David Hockney’s first solo show, which opened in London in 1963, was Pictures With People In, a defiantly figurative title for the poster boy of a new and challenging school of painting, Pop Art. He had recently left the Royal College of Art and nearly without his degree, for refusing to draw a nude from life—a requirement—but in the end they awarded him a gold medal.
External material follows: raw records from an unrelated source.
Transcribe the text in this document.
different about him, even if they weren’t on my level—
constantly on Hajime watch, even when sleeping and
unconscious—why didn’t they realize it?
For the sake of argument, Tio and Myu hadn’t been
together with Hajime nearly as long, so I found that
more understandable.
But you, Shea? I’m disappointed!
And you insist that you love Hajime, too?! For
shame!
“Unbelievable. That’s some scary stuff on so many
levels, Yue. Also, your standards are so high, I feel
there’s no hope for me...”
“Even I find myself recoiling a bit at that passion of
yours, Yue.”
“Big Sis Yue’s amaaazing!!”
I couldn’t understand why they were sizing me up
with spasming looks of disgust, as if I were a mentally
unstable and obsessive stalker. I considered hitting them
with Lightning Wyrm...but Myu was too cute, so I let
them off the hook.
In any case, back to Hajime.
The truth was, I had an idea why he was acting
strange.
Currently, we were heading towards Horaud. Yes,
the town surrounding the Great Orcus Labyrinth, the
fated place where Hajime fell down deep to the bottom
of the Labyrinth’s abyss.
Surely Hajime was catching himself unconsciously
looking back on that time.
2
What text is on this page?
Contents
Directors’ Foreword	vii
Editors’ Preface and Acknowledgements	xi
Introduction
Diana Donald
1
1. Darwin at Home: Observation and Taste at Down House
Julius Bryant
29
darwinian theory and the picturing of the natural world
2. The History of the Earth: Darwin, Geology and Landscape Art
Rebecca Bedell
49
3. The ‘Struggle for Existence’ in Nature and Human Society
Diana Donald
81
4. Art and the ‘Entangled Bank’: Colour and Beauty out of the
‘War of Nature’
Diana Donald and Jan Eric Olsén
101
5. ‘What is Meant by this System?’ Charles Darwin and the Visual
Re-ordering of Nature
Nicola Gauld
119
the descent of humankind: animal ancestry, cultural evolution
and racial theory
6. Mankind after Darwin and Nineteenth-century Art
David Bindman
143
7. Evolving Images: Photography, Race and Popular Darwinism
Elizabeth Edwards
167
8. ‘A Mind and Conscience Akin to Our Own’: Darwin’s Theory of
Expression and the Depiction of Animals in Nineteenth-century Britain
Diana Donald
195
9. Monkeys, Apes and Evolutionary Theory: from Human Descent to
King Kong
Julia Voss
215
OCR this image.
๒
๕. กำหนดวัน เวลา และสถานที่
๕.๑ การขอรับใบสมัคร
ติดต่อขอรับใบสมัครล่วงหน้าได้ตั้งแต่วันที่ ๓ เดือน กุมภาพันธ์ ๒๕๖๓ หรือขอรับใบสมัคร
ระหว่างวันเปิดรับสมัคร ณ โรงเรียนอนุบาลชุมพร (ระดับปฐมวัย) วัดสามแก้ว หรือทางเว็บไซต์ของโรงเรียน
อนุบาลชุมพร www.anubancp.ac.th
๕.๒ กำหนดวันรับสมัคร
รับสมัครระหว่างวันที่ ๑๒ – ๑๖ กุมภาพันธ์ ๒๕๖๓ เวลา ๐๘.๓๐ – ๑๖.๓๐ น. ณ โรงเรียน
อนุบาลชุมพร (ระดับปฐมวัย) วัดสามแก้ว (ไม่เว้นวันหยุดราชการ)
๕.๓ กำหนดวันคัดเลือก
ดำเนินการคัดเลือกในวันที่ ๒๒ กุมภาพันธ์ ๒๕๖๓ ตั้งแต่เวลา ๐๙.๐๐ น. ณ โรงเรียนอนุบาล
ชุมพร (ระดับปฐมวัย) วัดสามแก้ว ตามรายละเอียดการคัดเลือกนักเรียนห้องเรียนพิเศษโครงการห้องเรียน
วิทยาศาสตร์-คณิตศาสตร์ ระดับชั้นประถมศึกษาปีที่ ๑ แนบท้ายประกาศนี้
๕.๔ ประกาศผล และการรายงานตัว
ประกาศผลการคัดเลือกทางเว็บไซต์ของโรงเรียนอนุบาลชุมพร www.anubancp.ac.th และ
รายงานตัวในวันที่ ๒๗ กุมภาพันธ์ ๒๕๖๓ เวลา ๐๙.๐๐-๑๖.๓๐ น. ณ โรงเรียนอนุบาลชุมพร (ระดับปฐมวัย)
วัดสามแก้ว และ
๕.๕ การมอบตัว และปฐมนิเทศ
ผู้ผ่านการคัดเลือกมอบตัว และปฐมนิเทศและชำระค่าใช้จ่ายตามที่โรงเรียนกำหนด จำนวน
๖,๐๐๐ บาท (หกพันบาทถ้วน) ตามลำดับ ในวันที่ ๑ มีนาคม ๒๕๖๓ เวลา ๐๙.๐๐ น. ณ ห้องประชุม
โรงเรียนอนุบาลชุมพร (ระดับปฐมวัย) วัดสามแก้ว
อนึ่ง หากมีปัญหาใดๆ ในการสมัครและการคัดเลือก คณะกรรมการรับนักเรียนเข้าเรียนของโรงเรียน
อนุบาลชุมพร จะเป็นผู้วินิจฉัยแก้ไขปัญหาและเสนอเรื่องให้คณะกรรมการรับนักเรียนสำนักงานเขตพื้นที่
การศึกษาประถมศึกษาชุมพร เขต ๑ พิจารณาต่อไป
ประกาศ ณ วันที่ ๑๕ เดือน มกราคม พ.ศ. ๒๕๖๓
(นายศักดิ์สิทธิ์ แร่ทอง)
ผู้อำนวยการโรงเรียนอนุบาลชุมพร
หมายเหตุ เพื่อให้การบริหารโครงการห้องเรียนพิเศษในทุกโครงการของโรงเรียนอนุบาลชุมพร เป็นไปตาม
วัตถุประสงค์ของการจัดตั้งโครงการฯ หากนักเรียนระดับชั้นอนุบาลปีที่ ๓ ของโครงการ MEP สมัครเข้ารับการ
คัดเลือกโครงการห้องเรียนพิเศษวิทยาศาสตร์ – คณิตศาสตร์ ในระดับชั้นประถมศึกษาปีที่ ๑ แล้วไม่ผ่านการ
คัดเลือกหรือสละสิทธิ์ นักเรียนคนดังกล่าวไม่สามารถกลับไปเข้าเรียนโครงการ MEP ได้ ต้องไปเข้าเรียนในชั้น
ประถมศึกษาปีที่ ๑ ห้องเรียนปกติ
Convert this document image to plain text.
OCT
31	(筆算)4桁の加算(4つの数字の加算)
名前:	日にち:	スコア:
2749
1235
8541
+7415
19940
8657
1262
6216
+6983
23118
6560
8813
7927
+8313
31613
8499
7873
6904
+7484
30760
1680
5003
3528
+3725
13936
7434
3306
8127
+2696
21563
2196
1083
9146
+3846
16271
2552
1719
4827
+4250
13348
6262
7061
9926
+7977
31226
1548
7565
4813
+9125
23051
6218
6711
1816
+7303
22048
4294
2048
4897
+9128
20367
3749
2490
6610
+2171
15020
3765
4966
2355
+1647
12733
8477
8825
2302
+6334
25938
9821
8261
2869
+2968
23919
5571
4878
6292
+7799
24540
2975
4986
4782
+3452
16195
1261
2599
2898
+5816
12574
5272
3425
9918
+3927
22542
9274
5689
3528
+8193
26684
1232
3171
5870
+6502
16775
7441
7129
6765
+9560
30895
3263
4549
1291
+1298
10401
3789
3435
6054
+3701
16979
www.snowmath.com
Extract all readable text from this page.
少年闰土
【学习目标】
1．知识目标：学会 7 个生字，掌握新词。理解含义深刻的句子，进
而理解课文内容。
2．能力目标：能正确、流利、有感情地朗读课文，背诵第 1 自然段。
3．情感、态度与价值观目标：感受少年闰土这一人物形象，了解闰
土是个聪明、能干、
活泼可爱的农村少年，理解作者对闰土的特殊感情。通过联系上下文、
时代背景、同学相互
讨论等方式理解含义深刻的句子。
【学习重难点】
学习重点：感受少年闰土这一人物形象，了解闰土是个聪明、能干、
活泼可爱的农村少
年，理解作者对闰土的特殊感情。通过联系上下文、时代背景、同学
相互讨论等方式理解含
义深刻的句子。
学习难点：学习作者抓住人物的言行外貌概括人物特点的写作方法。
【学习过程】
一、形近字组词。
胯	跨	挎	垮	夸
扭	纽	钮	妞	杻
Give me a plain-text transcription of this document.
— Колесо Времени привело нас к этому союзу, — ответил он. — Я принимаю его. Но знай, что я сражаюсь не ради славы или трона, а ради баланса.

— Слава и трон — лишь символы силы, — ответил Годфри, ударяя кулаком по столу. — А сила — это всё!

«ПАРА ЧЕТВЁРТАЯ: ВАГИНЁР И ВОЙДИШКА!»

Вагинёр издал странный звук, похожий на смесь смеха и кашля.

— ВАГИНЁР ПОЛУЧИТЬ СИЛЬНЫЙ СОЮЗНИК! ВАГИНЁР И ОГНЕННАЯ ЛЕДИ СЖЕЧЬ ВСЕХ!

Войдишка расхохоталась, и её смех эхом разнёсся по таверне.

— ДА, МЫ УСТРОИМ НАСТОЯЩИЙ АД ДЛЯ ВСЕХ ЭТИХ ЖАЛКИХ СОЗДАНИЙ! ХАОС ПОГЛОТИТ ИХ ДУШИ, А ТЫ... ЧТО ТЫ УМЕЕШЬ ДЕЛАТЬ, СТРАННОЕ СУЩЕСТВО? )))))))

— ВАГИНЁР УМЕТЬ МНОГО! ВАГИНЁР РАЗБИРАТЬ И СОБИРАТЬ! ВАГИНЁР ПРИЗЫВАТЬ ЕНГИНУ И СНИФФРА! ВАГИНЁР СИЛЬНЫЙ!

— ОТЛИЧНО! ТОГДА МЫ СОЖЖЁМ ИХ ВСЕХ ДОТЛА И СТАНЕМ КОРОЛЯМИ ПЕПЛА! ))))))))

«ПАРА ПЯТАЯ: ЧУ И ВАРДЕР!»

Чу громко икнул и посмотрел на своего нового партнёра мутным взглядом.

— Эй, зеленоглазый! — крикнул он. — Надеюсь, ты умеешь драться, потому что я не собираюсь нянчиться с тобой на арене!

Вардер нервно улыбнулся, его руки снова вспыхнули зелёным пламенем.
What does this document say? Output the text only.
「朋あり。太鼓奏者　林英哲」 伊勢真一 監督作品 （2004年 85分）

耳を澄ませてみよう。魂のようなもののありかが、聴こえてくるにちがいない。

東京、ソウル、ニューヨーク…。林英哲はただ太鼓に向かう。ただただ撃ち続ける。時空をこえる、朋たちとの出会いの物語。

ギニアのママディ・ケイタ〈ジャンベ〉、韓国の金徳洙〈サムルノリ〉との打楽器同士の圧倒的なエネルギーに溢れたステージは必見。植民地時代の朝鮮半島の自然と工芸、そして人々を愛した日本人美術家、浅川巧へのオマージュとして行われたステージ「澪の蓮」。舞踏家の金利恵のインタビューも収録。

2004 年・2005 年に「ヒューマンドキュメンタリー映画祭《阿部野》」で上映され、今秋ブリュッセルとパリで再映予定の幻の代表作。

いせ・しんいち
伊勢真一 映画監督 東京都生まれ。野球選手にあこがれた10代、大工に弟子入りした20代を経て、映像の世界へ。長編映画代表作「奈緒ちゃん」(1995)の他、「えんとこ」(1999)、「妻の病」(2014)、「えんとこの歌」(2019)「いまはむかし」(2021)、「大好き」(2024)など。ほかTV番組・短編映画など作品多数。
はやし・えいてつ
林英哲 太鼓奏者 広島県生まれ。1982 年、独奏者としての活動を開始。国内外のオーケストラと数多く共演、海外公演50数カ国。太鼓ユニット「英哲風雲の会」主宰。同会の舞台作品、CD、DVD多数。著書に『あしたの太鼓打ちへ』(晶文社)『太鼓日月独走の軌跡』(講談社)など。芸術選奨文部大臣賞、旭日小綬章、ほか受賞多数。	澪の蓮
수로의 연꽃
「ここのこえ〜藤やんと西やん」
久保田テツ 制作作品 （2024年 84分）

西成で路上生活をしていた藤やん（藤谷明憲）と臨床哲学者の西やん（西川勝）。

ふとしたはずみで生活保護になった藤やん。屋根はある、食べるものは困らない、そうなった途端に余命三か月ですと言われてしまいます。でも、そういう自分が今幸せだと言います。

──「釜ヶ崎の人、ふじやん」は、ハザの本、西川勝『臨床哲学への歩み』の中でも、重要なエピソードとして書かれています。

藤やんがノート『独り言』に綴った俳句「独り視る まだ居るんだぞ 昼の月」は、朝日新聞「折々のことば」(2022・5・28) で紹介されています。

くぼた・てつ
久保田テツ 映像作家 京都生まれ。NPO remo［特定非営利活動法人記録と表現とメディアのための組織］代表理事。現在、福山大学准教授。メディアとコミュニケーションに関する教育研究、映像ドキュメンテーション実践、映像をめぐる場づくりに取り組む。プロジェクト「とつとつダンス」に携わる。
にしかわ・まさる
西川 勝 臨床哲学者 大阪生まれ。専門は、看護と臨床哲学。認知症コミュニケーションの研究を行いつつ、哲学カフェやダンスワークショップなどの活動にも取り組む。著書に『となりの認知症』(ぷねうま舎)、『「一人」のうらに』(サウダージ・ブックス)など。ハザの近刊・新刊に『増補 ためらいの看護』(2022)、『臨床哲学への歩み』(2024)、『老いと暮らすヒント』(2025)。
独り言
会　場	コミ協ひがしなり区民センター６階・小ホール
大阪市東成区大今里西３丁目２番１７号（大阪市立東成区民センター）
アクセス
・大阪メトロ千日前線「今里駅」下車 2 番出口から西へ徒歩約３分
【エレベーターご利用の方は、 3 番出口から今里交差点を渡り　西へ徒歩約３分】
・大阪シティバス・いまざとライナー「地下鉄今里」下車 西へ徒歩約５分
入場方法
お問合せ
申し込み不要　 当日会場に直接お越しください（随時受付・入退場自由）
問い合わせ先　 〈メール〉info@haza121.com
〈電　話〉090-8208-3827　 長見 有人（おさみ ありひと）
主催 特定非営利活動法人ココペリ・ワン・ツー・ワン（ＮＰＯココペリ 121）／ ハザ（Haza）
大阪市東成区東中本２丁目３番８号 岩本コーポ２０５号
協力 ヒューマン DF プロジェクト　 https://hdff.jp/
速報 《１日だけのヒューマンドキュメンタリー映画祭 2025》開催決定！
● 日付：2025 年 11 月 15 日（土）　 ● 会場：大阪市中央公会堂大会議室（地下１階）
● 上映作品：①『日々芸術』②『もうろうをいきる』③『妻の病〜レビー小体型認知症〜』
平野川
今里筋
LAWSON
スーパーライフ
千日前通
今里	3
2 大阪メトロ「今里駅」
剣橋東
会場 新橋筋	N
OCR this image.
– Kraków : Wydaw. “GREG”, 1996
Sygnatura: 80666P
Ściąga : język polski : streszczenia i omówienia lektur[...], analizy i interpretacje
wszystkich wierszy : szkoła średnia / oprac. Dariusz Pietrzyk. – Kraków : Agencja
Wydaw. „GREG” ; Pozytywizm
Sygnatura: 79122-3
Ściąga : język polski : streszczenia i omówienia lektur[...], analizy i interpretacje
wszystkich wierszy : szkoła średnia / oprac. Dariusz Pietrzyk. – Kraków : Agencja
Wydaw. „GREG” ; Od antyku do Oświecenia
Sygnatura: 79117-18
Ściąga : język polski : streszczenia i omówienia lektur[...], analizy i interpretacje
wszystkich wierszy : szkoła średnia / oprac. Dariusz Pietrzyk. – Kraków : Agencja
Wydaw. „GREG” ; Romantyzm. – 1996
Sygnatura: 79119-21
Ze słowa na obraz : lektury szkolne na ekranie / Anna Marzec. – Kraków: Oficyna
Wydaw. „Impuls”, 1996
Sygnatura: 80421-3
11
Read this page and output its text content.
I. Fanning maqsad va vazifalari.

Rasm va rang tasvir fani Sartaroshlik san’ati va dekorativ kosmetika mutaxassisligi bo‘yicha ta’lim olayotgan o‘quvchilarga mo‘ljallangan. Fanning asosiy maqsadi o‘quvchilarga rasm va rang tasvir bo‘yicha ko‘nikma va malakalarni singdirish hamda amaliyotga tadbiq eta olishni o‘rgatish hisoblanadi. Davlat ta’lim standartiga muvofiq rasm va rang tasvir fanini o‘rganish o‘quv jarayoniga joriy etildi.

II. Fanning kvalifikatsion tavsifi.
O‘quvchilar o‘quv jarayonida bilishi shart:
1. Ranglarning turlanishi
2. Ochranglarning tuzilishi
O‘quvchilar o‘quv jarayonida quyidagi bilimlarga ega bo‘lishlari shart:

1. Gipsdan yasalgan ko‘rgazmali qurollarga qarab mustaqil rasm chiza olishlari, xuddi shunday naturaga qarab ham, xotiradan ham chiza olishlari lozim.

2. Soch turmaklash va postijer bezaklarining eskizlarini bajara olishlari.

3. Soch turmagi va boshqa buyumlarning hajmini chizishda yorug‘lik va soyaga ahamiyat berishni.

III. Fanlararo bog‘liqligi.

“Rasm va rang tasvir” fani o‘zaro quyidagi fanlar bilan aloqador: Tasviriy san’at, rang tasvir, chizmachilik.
That year also saw Hockney’s first appearance in Vogue, a group portrait with fellow painters Howard Hodgkin, John Howlin, and Ian Stephenson. Vogue called them “The Impact Makers.” Three of the four arrived soberly dressed, one of them, Hodgkin, in a black suit, folded his arms and stared glumly ahead. Stephenson and Howlin looked equally ill at ease. Only Hockney, standing apart from the others, appeared unperturbed. Already blond-haired care of “Champagne Ice”—“You see, I came home slightly drunk one evening and saw an advertisement on TV which said that blonds have more fun”—his raffish personal style set him further apart: a pale-blue seersucker blazer and fuchsia-pink tie. And then there were those emblematic, owlish spectacles with rims as large as bicycle wheels.
Hockney, born in Bradford in 1937, was the second youngest and the most famous of the four, the most used to being photographed, the most publicly lauded. Just ahead of him lay California, its swimming pools and “A Bigger Splash,” and later on opera and stage sets, “Mr and Mrs Clark and Percy,” Stanley the dachshund, multi-print Polaroid film collages, and research into the properties of lenticular devices, eye-boggling iPad pictures, and late-in-life “fully immersive” exhibitions. But for now, he leaned on a large canvas, insouciantly smoking a cigarette.
In 1964, he decamped to Los Angeles. “I used to think London was exciting,” he explained, “Well, it is compared to Bradford; but compared with New York or San Francisco, it’s nothing.” But London would not let him go so easily. He found himself part of its cultural elite, a leading player in “Swinging London”—no matter that he was on the far side of the world. Still, for all his time on America’s West Coast he never lost his Northern accent, which made him almost unintelligible to Vogue’s Cecil Beaton, but as his friend and contemporary RB Kitaj observed: “Northern England is his native strength—and he knows it.”